El problema era que había veces, como ahora después de la clase de gimnasia, en las que se sentía mejor que nunca. Su fortaleza física era asombrosa para una mujer de casi noventa años y todos, incluido el médico que la había visto el año anterior por una gripe, estaba de acuerdo.
—Las dos sabemos que nadie ha exagerado. Y comprendo que puedas estar asustada.
—No estoy asustada —la corrigió—. Aterrorizada.
—¿Pero no es mejor saberlo? —repitió claramente frustrada por la terquedad de su amiga.

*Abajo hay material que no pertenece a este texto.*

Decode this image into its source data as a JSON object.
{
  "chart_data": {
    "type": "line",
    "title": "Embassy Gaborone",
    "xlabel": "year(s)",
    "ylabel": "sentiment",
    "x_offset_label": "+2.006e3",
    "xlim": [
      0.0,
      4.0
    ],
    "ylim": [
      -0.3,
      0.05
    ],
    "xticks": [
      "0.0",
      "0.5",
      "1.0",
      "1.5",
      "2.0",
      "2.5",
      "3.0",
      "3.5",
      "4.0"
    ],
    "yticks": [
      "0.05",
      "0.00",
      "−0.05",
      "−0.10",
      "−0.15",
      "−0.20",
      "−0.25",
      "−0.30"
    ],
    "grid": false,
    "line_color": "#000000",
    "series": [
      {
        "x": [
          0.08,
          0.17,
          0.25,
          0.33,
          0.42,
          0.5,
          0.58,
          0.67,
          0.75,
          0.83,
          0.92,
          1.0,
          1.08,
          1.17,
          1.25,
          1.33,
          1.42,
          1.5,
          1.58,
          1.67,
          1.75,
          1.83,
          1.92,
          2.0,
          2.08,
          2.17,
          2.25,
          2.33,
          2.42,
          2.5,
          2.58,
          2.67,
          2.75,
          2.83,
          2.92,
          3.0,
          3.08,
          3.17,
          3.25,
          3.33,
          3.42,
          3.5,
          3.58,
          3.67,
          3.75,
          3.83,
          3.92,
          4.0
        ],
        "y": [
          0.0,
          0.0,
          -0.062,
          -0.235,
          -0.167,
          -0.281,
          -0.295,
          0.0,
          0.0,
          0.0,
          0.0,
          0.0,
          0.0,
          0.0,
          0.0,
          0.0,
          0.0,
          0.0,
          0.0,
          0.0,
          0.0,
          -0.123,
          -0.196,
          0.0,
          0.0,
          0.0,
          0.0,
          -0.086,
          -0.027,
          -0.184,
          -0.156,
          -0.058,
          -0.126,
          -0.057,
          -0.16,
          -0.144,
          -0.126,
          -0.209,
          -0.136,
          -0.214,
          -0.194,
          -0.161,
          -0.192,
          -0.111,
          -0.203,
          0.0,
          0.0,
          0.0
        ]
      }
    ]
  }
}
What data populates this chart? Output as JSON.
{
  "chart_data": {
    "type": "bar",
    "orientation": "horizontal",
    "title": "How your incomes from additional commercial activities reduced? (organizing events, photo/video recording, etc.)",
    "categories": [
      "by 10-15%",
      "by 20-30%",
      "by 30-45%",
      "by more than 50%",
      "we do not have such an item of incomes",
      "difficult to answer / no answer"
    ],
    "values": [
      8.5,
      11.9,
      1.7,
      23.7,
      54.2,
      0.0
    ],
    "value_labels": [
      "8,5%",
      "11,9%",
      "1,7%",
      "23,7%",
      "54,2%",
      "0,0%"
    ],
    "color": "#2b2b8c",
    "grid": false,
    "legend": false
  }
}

Frances miró directamente a los compasivos ojos de Flo.
—¿Has encontrado alguna cura cuando has mirado en el ordenador?
—No, pero...
Frances la interrumpió.
—¿Entonces qué más da que me entere ahora o dentro de unos meses?
—Hay medicamentos que pueden ayudar un tiempo, al menos, y eso te podría ahorrar tiempo para estar con tu familia y, además, puede que ni siquiera tengas Alzheimer. Piensa en el alivio que te supondría ese diagnóstico.